DDH provides overall, albeit indirect, measure of genomic similarity between two strains, and serves well as a surrogate for genome sequence comparison. In a seminal paper, Wayne and other taxonomists recommend DDH as the method for defining bacterial species and 70% relatedness as cutoff for the species boundary (Wayne et al., 1987). This Wyane et al. paper has been cited over 4,000 times which means that this proposal was well received. In conclusion, if a strain belongs to a species, it should show 70% or higher DDH relatedness value to the type strain of that species.
Thanks to the introduction of next-generation sequencing (NGS), bacterial sequencing is now cheap enough and readily available to many researchers. I believe that genome sequence information is the best you can get for any taxonomic work that can eliminate the need for many tedious and unreliable experimental taxonomic methods. Of course, it can replace the notoriously erroneous DDH in the definition of bacterial species. “Overall Genome Related Index (OGRI)” is a term for any computational method to calculate the similarity between two genome sequences, first coined by Fred Rainey and myself in 2014. There are many different algorithms that can be used for comparing two strains, Average Nucleotide Identity (ANI) has been most widely accepted. The generally accepted cutoff value for the species boundary is about 95~96% ANI. Here I recommend the OrthoANI algorithm, an improved version of ANI, instead of the original ANI.
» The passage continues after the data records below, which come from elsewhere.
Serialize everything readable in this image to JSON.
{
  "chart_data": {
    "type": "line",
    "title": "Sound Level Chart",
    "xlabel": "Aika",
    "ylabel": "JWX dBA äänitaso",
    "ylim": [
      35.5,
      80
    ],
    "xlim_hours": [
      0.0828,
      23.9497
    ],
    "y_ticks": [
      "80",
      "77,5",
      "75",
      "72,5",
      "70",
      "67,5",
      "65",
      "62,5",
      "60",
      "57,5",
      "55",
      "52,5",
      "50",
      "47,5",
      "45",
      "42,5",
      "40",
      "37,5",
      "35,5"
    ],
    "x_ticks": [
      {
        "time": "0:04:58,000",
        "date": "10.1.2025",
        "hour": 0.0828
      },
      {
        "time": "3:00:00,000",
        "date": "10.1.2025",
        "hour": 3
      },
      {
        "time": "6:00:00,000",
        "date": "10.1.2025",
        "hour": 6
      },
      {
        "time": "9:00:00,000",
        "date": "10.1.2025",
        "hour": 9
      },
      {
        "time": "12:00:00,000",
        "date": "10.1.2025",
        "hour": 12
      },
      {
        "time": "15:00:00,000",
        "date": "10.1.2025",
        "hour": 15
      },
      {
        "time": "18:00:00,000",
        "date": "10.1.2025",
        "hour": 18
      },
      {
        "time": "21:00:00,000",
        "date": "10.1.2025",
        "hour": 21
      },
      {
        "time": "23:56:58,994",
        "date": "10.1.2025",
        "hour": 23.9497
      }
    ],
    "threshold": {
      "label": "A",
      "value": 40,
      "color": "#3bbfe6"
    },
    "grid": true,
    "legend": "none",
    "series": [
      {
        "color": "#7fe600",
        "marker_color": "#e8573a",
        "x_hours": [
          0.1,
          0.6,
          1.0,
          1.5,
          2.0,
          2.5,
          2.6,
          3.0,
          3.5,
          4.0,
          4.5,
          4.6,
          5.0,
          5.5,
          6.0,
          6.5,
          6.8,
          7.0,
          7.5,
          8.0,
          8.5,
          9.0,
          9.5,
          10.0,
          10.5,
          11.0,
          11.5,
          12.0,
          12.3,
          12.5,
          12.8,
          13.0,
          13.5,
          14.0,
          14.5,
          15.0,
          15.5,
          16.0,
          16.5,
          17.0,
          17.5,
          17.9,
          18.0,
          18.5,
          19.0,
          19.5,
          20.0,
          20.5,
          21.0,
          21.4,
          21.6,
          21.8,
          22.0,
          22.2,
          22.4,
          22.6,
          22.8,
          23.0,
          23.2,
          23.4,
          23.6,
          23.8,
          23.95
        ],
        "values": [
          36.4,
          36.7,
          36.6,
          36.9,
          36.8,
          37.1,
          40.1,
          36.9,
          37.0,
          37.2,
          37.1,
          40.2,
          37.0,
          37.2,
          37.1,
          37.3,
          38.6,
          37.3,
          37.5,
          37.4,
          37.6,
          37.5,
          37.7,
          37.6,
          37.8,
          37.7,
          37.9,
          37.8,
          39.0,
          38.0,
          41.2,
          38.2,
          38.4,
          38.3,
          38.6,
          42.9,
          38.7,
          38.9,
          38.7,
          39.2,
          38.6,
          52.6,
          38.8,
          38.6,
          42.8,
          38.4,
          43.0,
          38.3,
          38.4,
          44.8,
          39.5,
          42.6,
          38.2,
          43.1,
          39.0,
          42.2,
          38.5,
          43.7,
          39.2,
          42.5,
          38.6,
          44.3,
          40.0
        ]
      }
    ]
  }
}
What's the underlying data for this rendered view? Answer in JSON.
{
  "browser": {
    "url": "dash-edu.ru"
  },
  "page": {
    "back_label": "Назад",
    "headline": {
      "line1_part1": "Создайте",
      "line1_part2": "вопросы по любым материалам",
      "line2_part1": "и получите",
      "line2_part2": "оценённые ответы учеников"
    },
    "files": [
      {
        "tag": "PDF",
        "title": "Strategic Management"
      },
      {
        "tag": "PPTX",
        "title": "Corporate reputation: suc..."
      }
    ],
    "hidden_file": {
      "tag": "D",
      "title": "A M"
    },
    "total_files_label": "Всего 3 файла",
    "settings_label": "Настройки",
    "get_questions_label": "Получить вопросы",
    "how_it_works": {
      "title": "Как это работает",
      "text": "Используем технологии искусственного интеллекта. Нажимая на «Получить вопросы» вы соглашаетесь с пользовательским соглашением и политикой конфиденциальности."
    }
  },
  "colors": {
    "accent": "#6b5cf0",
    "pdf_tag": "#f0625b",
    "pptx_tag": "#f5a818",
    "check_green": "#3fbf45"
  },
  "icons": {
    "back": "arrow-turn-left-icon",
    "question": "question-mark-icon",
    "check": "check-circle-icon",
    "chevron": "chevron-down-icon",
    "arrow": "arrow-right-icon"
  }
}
For both ANI and OrthoANI, about 95~96% is the cutoff. Does this mean this cutoff is really a clear and sharp one that can be used without exception? Let’s consider the following case:
Two strains show 95.1 and 94.9% OrthoANI, respectively, to the type strain of “species X”. Does this mean that strain A belongs to “species X” and stain B does not? You may think that I made this case up and it is not a probable case? Below is the real case of Vibrio vulnificus, a notorious pathogen from sea water. Here is a chart in which 31 V. vulnificus strains were examined for OrthoANI against to the type strain of the species. Many strains show OrthoANI values around 95%.
When we look at the above dendrogram explaining the overall taxonomic structure within the V. vulnificus , these strains may belong to different species. However, OrthoANI values between the authentic V. vulnificus group (containing type strain) and the outlier group are around the proposed cutoff, i.e. 95%, therefore the decision is not a straight-forward one. In my opinion, two groups can be either different species or at least different subspecies. Anyhow, it is up to taxonomists who will work on the further evidence and draw the final conclusion. Meanwhile, I can only tell you that V. vulnificus is not a really one genomically coherent group.
Bacterial species is defined as “genomically coherent group of organisms”. A species must have a type strain that is live. Anyone can obtain this strain for taxonomic study. If a strain belongs to a species, ORGI should be within the cutoff of species boundary. If you use OrthoANI , it will be about 95%. If your isolate is a new species by the condition (3) and you want to describe it as new species, you need to carry out additional taxonomic research (mostly phenotypic characterizations such as biochemical tests etc.). Even though we all know that you have new species by genome sequence comparison, this allows us to understand more about the biology of species. Genome sequence tells us a lot, but not sufficient enough for us to understand their physiology and lifestyle.